La stagione del ’68 trovò la scuola priva di un robusto insegnamento della Costituzione che potesse porre un argine alle fantasie e radicare nella storia e nel diritto la possibilità di cambiare e di crescere in termini di libertà e di giustizia. Si introdussero assemblee studentesche e consigli partecipati, ma i decreti delegati degli anni ‘70 non riuscirono ad entrare nel sacrario degli ordinamenti e dei programmi, in attesa della mitica riforma della scuola secondaria superiore.
L’educazione civica continuò a vivacchiare, dimostrando in certo senso la sua inutilità. Sorte non migliore toccò a tutte le attività che Parlamenti e Governi vennero introducendo nella scuola, negli anni ’80 e ’90, talora per una sola breve stagione, in risposta ad altrettante emergenze sociali, nella forma di “educazioni” (alla salute, alla sessualità, allo sviluppo, alla legalità…).

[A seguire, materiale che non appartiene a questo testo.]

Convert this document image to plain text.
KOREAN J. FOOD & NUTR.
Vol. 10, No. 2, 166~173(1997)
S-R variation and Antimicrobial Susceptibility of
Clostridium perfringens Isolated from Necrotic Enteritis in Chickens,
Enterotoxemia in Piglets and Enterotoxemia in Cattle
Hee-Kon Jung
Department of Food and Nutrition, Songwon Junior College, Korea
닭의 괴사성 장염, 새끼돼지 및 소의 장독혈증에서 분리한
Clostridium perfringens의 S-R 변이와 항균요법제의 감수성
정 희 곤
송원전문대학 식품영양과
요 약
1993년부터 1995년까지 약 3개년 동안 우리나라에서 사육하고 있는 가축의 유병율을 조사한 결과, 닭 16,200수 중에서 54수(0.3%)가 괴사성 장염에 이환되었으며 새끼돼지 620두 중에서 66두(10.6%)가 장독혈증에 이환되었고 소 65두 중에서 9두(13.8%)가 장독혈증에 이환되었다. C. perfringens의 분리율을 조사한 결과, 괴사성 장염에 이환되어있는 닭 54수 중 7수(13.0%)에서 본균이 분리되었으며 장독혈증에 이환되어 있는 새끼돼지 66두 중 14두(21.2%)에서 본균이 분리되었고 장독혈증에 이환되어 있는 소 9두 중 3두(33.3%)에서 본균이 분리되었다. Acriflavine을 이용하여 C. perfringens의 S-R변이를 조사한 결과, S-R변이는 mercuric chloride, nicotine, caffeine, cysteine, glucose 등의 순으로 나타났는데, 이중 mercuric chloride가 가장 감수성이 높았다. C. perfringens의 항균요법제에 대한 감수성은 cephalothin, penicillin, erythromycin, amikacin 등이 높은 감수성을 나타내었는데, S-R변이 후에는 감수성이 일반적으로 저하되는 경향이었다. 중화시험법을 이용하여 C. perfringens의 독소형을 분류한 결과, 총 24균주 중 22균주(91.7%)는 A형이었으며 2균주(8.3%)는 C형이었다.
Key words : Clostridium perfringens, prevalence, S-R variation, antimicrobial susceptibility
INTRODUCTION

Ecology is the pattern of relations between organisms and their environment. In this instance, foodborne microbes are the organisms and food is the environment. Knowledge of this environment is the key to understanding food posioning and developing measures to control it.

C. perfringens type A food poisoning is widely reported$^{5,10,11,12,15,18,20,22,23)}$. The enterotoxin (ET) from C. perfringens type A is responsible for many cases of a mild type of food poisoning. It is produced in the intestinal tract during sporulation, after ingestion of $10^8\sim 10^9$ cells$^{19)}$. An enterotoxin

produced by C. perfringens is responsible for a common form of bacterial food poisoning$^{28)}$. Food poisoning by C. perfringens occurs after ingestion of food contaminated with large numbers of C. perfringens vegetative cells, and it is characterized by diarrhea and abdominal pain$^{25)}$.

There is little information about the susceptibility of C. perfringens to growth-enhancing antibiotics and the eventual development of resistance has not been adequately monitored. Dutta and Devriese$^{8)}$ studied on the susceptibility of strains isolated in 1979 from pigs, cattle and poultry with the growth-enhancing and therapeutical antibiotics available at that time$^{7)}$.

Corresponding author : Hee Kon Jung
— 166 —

La materia è stata ripresa dalla legge delega 53/2003 della Moratti e dal vigente Decreto legislativo n. 59 del 2004 sul primo ciclo, che parla di “Educazione alla convivenza civile” con sei ambiti di interesse (educazione alla cittadinanza, stradale, ambientale, alla salute, alimentare e all’affettività). Ripete quindi la scelta di farne una attività didattica integrata con altri insegnamenti. Una scelta abbandonata dal decreto legge Gelmini, che per la prima volta istituisce una disciplina completamente autonoma e di “pari dignità” con le altre.